# BARD anyone?



## birdman78 (Feb 22, 2008)

ok, 
I know this program hasn't been mentioned so far - but I just got an invite for an interview @ Bard. It's upstate - but the program looks interesting, and is cheaper than most schools. I have the feeling that it will be  a bit more "film as fine art" - but coming form an art school background I'm not completely opposed to that. Anyone know anything about this program? would be greatly appreciated.


----------



## peaches (Feb 24, 2008)

I went to Bard for undergrad.  As I understand it the MFA programs are actually in session during the summertime, right?  The undergrad film faculty is pretty cool, I was in the music department but there was some overlap.  A lot of professors commute from New York.  And, since it's a summer thing they might even get profs from other schools?  It's a gorgeous place to be in the summertime too.  If you're into keeping up a separate lifestyle during the year, it might be a great program for you


----------



## birdman78 (Feb 24, 2008)

hey peaches, 

thanks for your response. I actually live in Brooklyn right now and like the idea of being able to live in the city and work to pay for my tuition during the year. Sounds like a reasonable concept. 
Do you have any knowledge if more narrative films are produced in the department, or is it mainly focused around gallery art/video art kind of settings?


----------



## Icarus Ascending (Feb 25, 2008)

Wow.
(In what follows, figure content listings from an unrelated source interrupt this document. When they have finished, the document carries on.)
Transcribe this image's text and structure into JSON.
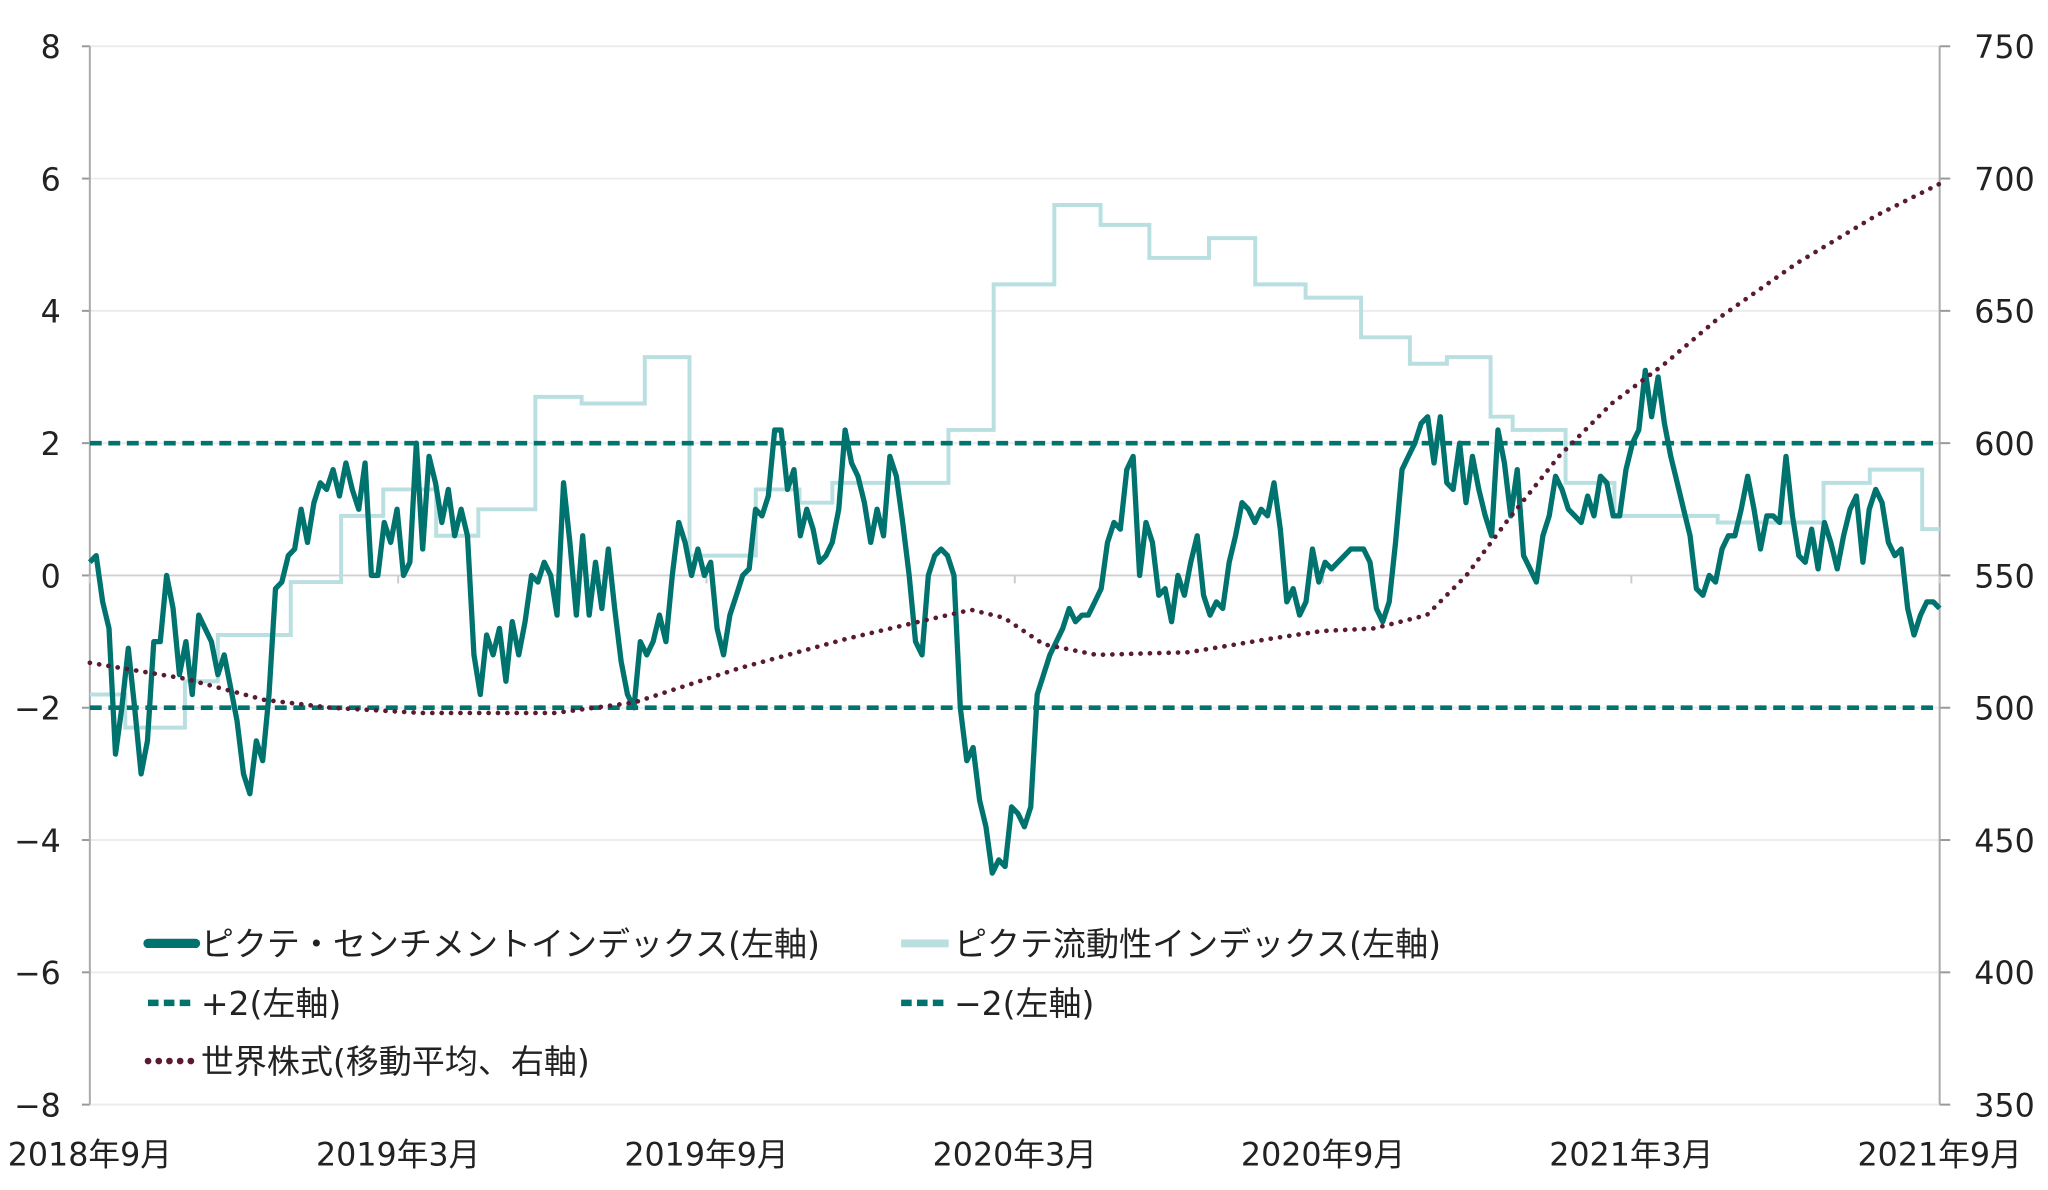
{
  "chart_data": {
    "type": "line",
    "title": "",
    "x_unit": "months since 2018年9月",
    "xlim": [
      0,
      36
    ],
    "x_ticks": [
      {
        "at": 0,
        "label": "2018年9月"
      },
      {
        "at": 6,
        "label": "2019年3月"
      },
      {
        "at": 12,
        "label": "2019年9月"
      },
      {
        "at": 18,
        "label": "2020年3月"
      },
      {
        "at": 24,
        "label": "2020年9月"
      },
      {
        "at": 30,
        "label": "2021年3月"
      },
      {
        "at": 36,
        "label": "2021年9月"
      }
    ],
    "y_left": {
      "lim": [
        -8,
        8
      ],
      "ticks": [
        8,
        6,
        4,
        2,
        0,
        -2,
        -4,
        -6,
        -8
      ],
      "labels": [
        "8",
        "6",
        "4",
        "2",
        "0",
        "−2",
        "−4",
        "−6",
        "−8"
      ]
    },
    "y_right": {
      "lim": [
        350,
        750
      ],
      "ticks": [
        750,
        700,
        650,
        600,
        550,
        500,
        450,
        400,
        350
      ],
      "labels": [
        "750",
        "700",
        "650",
        "600",
        "550",
        "500",
        "450",
        "400",
        "350"
      ]
    },
    "grid": true,
    "legend_placement": "bottom-left",
    "series": [
      {
        "name": "ピクテ・センチメントインデックス(左軸)",
        "axis": "left",
        "style": "solid-thick",
        "color": "#00736f",
        "x_range": [
          0,
          36
        ],
        "values": [
          0.2,
          0.3,
          -0.4,
          -0.8,
          -2.7,
          -2.0,
          -1.1,
          -2.0,
          -3.0,
          -2.5,
          -1.0,
          -1.0,
          0.0,
          -0.5,
          -1.5,
          -1.0,
          -1.8,
          -0.6,
          -0.8,
          -1.0,
          -1.5,
          -1.2,
          -1.7,
          -2.2,
          -3.0,
          -3.3,
          -2.5,
          -2.8,
          -1.8,
          -0.2,
          -0.1,
          0.3,
          0.4,
          1.0,
          0.5,
          1.1,
          1.4,
          1.3,
          1.6,
          1.2,
          1.7,
          1.3,
          1.0,
          1.7,
          0.0,
          0.0,
          0.8,
          0.5,
          1.0,
          0.0,
          0.2,
          2.0,
          0.4,
          1.8,
          1.4,
          0.8,
          1.3,
          0.6,
          1.0,
          0.6,
          -1.2,
          -1.8,
          -0.9,
          -1.2,
          -0.8,
          -1.6,
          -0.7,
          -1.2,
          -0.7,
          0.0,
          -0.1,
          0.2,
          0.0,
          -0.6,
          1.4,
          0.5,
          -0.6,
          0.6,
          -0.6,
          0.2,
          -0.5,
          0.4,
          -0.5,
          -1.3,
          -1.8,
          -2.0,
          -1.0,
          -1.2,
          -1.0,
          -0.6,
          -1.0,
          0.0,
          0.8,
          0.5,
          0.0,
          0.4,
          0.0,
          0.2,
          -0.8,
          -1.2,
          -0.6,
          -0.3,
          0.0,
          0.1,
          1.0,
          0.9,
          1.2,
          2.2,
          2.2,
          1.3,
          1.6,
          0.6,
          1.0,
          0.7,
          0.2,
          0.3,
          0.5,
          1.0,
          2.2,
          1.7,
          1.5,
          1.1,
          0.5,
          1.0,
          0.6,
          1.8,
          1.5,
          0.8,
          0.0,
          -1.0,
          -1.2,
          0.0,
          0.3,
          0.4,
          0.3,
          0.0,
          -2.0,
          -2.8,
          -2.6,
          -3.4,
          -3.8,
          -4.5,
          -4.3,
          -4.4,
          -3.5,
          -3.6,
          -3.8,
          -3.5,
          -1.8,
          -1.5,
          -1.2,
          -1.0,
          -0.8,
          -0.5,
          -0.7,
          -0.6,
          -0.6,
          -0.4,
          -0.2,
          0.5,
          0.8,
          0.7,
          1.6,
          1.8,
          0.0,
          0.8,
          0.5,
          -0.3,
          -0.2,
          -0.7,
          0.0,
          -0.3,
          0.2,
          0.6,
          -0.3,
          -0.6,
          -0.4,
          -0.5,
          0.2,
          0.6,
          1.1,
          1.0,
          0.8,
          1.0,
          0.9,
          1.4,
          0.7,
          -0.4,
          -0.2,
          -0.6,
          -0.4,
          0.4,
          -0.1,
          0.2,
          0.1,
          0.2,
          0.3,
          0.4,
          0.4,
          0.4,
          0.2,
          -0.5,
          -0.7,
          -0.4,
          0.5,
          1.6,
          1.8,
          2.0,
          2.3,
          2.4,
          1.7,
          2.4,
          1.4,
          1.3,
          2.0,
          1.1,
          1.8,
          1.3,
          0.9,
          0.6,
          2.2,
          1.7,
          0.9,
          1.6,
          0.3,
          0.1,
          -0.1,
          0.6,
          0.9,
          1.5,
          1.3,
          1.0,
          0.9,
          0.8,
          1.2,
          0.9,
          1.5,
          1.4,
          0.9,
          0.9,
          1.6,
          2.0,
          2.2,
          3.1,
          2.4,
          3.0,
          2.3,
          1.8,
          1.4,
          1.0,
          0.6,
          -0.2,
          -0.3,
          0.0,
          -0.1,
          0.4,
          0.6,
          0.6,
          1.0,
          1.5,
          1.0,
          0.4,
          0.9,
          0.9,
          0.8,
          1.8,
          0.9,
          0.3,
          0.2,
          0.7,
          0.1,
          0.8,
          0.5,
          0.1,
          0.6,
          1.0,
          1.2,
          0.2,
          1.0,
          1.3,
          1.1,
          0.5,
          0.3,
          0.4,
          -0.5,
          -0.9,
          -0.6,
          -0.4,
          -0.4,
          -0.5
        ]
      },
      {
        "name": "ピクテ流動性インデックス(左軸)",
        "axis": "left",
        "style": "step",
        "color": "#b9dfe0",
        "steps": [
          [
            0,
            -1.8
          ],
          [
            0.69,
            -2.3
          ],
          [
            1.85,
            -1.6
          ],
          [
            2.49,
            -0.9
          ],
          [
            3.91,
            -0.1
          ],
          [
            4.89,
            0.9
          ],
          [
            5.71,
            1.3
          ],
          [
            6.74,
            0.6
          ],
          [
            7.56,
            1.0
          ],
          [
            8.67,
            2.7
          ],
          [
            9.57,
            2.6
          ],
          [
            10.8,
            3.3
          ],
          [
            11.67,
            0.3
          ],
          [
            12.96,
            1.3
          ],
          [
            13.81,
            1.1
          ],
          [
            14.45,
            1.4
          ],
          [
            16.71,
            2.2
          ],
          [
            17.59,
            4.4
          ],
          [
            18.77,
            5.6
          ],
          [
            19.67,
            5.3
          ],
          [
            20.62,
            4.8
          ],
          [
            21.78,
            5.1
          ],
          [
            22.68,
            4.4
          ],
          [
            23.66,
            4.2
          ],
          [
            24.74,
            3.6
          ],
          [
            25.69,
            3.2
          ],
          [
            26.41,
            3.3
          ],
          [
            27.26,
            2.4
          ],
          [
            27.69,
            2.2
          ],
          [
            28.72,
            1.4
          ],
          [
            29.67,
            0.9
          ],
          [
            31.68,
            0.8
          ],
          [
            33.74,
            1.4
          ],
          [
            34.64,
            1.6
          ],
          [
            35.66,
            0.7
          ]
        ],
        "x_end": 36
      },
      {
        "name": "+2(左軸)",
        "axis": "left",
        "style": "dashed",
        "color": "#00736f",
        "constant": 2
      },
      {
        "name": "−2(左軸)",
        "axis": "left",
        "style": "dashed",
        "color": "#00736f",
        "constant": -2
      },
      {
        "name": "世界株式(移動平均、右軸)",
        "axis": "right",
        "style": "dotted",
        "color": "#5a1a33",
        "x": [
          0,
          1.85,
          3.39,
          4.68,
          6.48,
          9.05,
          10.6,
          12.65,
          14.71,
          16.25,
          17.15,
          17.79,
          18.56,
          19.59,
          21.39,
          22.94,
          23.97,
          24.99,
          26.02,
          26.79,
          27.56,
          28.59,
          29.62,
          30.65,
          31.68,
          33.22,
          34.76,
          36
        ],
        "values": [
          517,
          511,
          503,
          500,
          498,
          498,
          502,
          515,
          526,
          533,
          537,
          534,
          524,
          520,
          521,
          526,
          529,
          530,
          535,
          550,
          570,
          595,
          615,
          630,
          647,
          668,
          686,
          698
        ]
      }
    ]
  }
}
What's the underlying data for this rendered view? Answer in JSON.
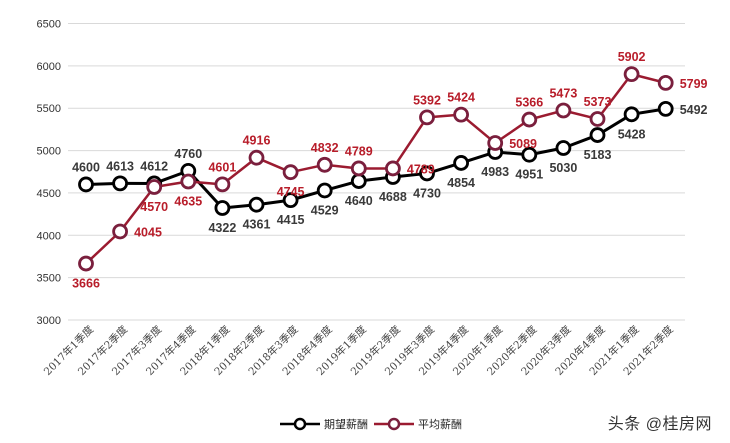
{
  "chart_data": {
    "type": "line",
    "title": "",
    "xlabel": "",
    "ylabel": "",
    "ylim": [
      3000,
      6500
    ],
    "yticks": [
      3000,
      3500,
      4000,
      4500,
      5000,
      5500,
      6000,
      6500
    ],
    "grid": true,
    "legend_position": "bottom",
    "categories": [
      "2017年1季度",
      "2017年2季度",
      "2017年3季度",
      "2017年4季度",
      "2018年1季度",
      "2018年2季度",
      "2018年3季度",
      "2018年4季度",
      "2019年1季度",
      "2019年2季度",
      "2019年3季度",
      "2019年4季度",
      "2020年1季度",
      "2020年2季度",
      "2020年3季度",
      "2020年4季度",
      "2021年1季度",
      "2021年2季度"
    ],
    "series": [
      {
        "name": "期望薪酬",
        "color": "#000000",
        "label_color": "#3a3a3a",
        "values": [
          4600,
          4613,
          4612,
          4760,
          4322,
          4361,
          4415,
          4529,
          4640,
          4688,
          4730,
          4854,
          4983,
          4951,
          5030,
          5183,
          5428,
          5492
        ],
        "label_pos": [
          "above",
          "above",
          "above",
          "above",
          "below",
          "below",
          "below",
          "below",
          "below",
          "below",
          "below",
          "below",
          "below",
          "below",
          "below",
          "below",
          "below",
          "right"
        ]
      },
      {
        "name": "平均薪酬",
        "color": "#9b1b30",
        "label_color": "#b81d2a",
        "values": [
          3666,
          4045,
          4570,
          4635,
          4601,
          4916,
          4745,
          4832,
          4789,
          4789,
          5392,
          5424,
          5089,
          5366,
          5473,
          5373,
          5902,
          5799
        ],
        "label_pos": [
          "below",
          "right",
          "below",
          "below",
          "above",
          "above",
          "below",
          "above",
          "above",
          "right",
          "above",
          "above",
          "right",
          "above",
          "above",
          "above",
          "above",
          "right"
        ]
      }
    ]
  },
  "legend": {
    "items": [
      {
        "label": "期望薪酬",
        "color": "#000000"
      },
      {
        "label": "平均薪酬",
        "color": "#9b1b30"
      }
    ]
  },
  "watermark": "头条 @桂房网"
}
This brings back memories.

Back when I was a young Icarus, I considered applying to Bard for undergrad. I toured the campus and spoke to an admissions person, asking about the drama program, the writing program--and the film program. The admissions lady told me that Bard's film students did "many very interesting things with color and sound." I asked if anyone made narrative films, at which point her face got hard and she muttered something about this "certainly not being the place for [me]" before virtually swatting me out the door. This, of course, was ONE admissions person several years ago--so take this with a grain of salt--but it was, indeed, the reason I never bothered to apply.


----------



## birdman78 (Feb 25, 2008)

thanks for your input Icarus,
I am not all that surprised by your story, although I very much enjoyed your humor in telling it. I'll go check it out for myself and see if anything has changed, or if the grad program is different. 
where did you end up going?


----------



## peaches (Feb 25, 2008)

I wouldn't be surprised if the Bard film grad students produce a lot of arty, experimental stuff... but, I would just go up for the interview and try to meet with some of the teachers who you would be studying with.  It might be cool to be one of the few students doing narrative work


----------